但景盛帝并不想对徐乾学走这样的程序。
不仅因为徐乾学屡次劝谏议和,和他对着干。
更是因为徐乾学乃是旧党,其对朝廷推行新政也是多有反对,数次阻挠。
甚至上次景盛帝让其巡抚江南,帮助朝廷推行新政,整顿江南吏治,他也是阳奉阴违。
全无功绩不说,竟然还敢接受江南世家大族奉送的扬州瘦马和各类孝敬。
仗着自己老臣的身份,回京之后更是多次上书为江南那边官员说话,俨然成了江南世家大族的保护伞。

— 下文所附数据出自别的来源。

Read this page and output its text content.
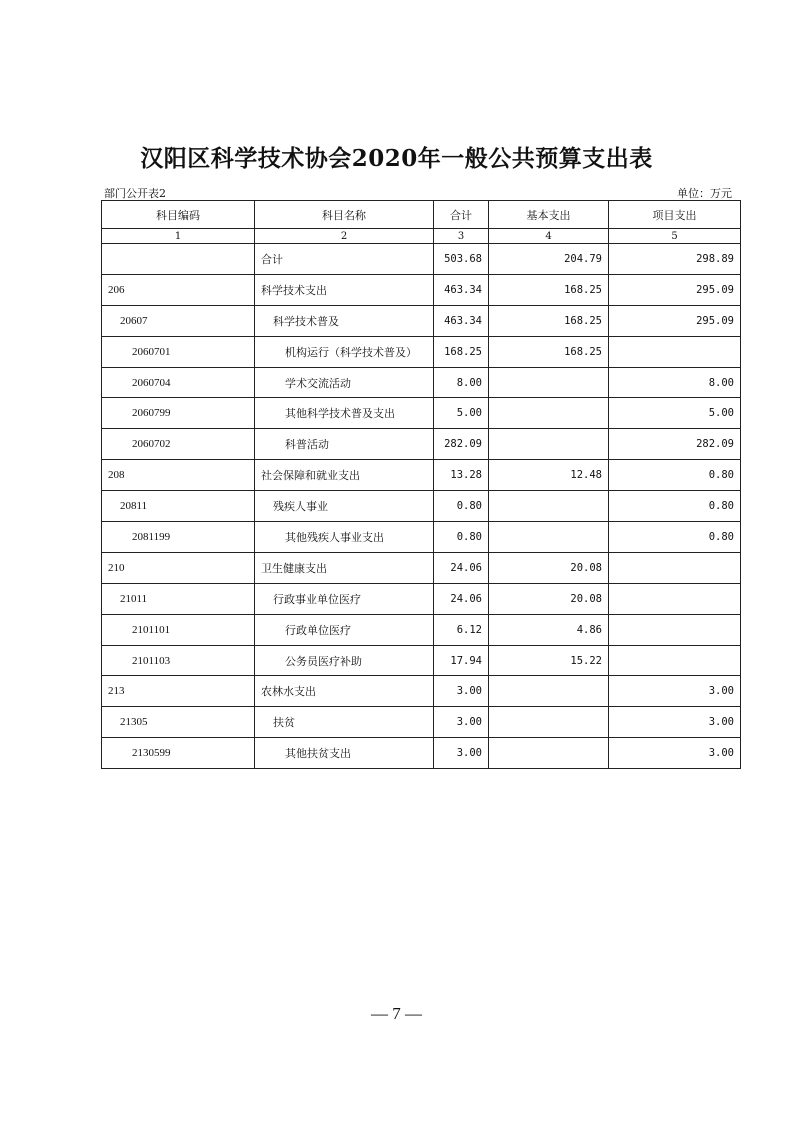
汉阳区科学技术协会2020年一般公共预算支出表
部门公开表2	单位：万元
科目编码	科目名称	合计	基本支出	项目支出
1	2	3	4	5
	合计	503.68	204.79	298.89
206	科学技术支出	463.34	168.25	295.09
20607	科学技术普及	463.34	168.25	295.09
2060701	机构运行（科学技术普及）	168.25	168.25	
2060704	学术交流活动	8.00		8.00
2060799	其他科学技术普及支出	5.00		5.00
2060702	科普活动	282.09		282.09
208	社会保障和就业支出	13.28	12.48	0.80
20811	残疾人事业	0.80		0.80
2081199	其他残疾人事业支出	0.80		0.80
210	卫生健康支出	24.06	20.08	
21011	行政事业单位医疗	24.06	20.08	
2101101	行政单位医疗	6.12	4.86	
2101103	公务员医疗补助	17.94	15.22	
213	农林水支出	3.00		3.00
21305	扶贫	3.00		3.00
2130599	其他扶贫支出	3.00		3.00
— 7 —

景盛帝自诩已经多次给过他机会,但是徐乾学不明大势,罔顾君心,实在是蠢不可及。
所以,景盛帝心中对于他是极其失望和不喜的。
他看着跪在地上的徐乾学,半响没有说话,殿中一时陷入寂静,落针可闻。
徐乾学此时跪在地上,感觉有些心凉,他作为清流领袖、朝廷重臣。
此时乞骸骨,景盛帝竟然都不愿意走走场面功夫挽留一下,这对他未免太过薄情寡恩。
一旁的众臣见徐乾学脸色苍白的跪地请罪,都没有出言挽留,而是选择冷眼旁观。
李光地几人都是新党,本就和徐乾学不对付,此时根本不可能站出来为其转圜。
王子腾虽有心为徐乾学说几句话,但是却迟迟迈不动腿。
他刚才也被景盛帝冷冷扫了一眼,此时自身难保,根本不敢站出来引火烧身。
景盛帝深深的看了一眼跪在地上的徐乾学,终究还是强忍心中的不快,对着身边的夏守忠道:
“大伴!去将徐阁老扶起来,他年事已高,搀他下去休息吧!”
景盛帝一番话虽没明说,但已经宣告了徐乾学的仕途走到了尽头。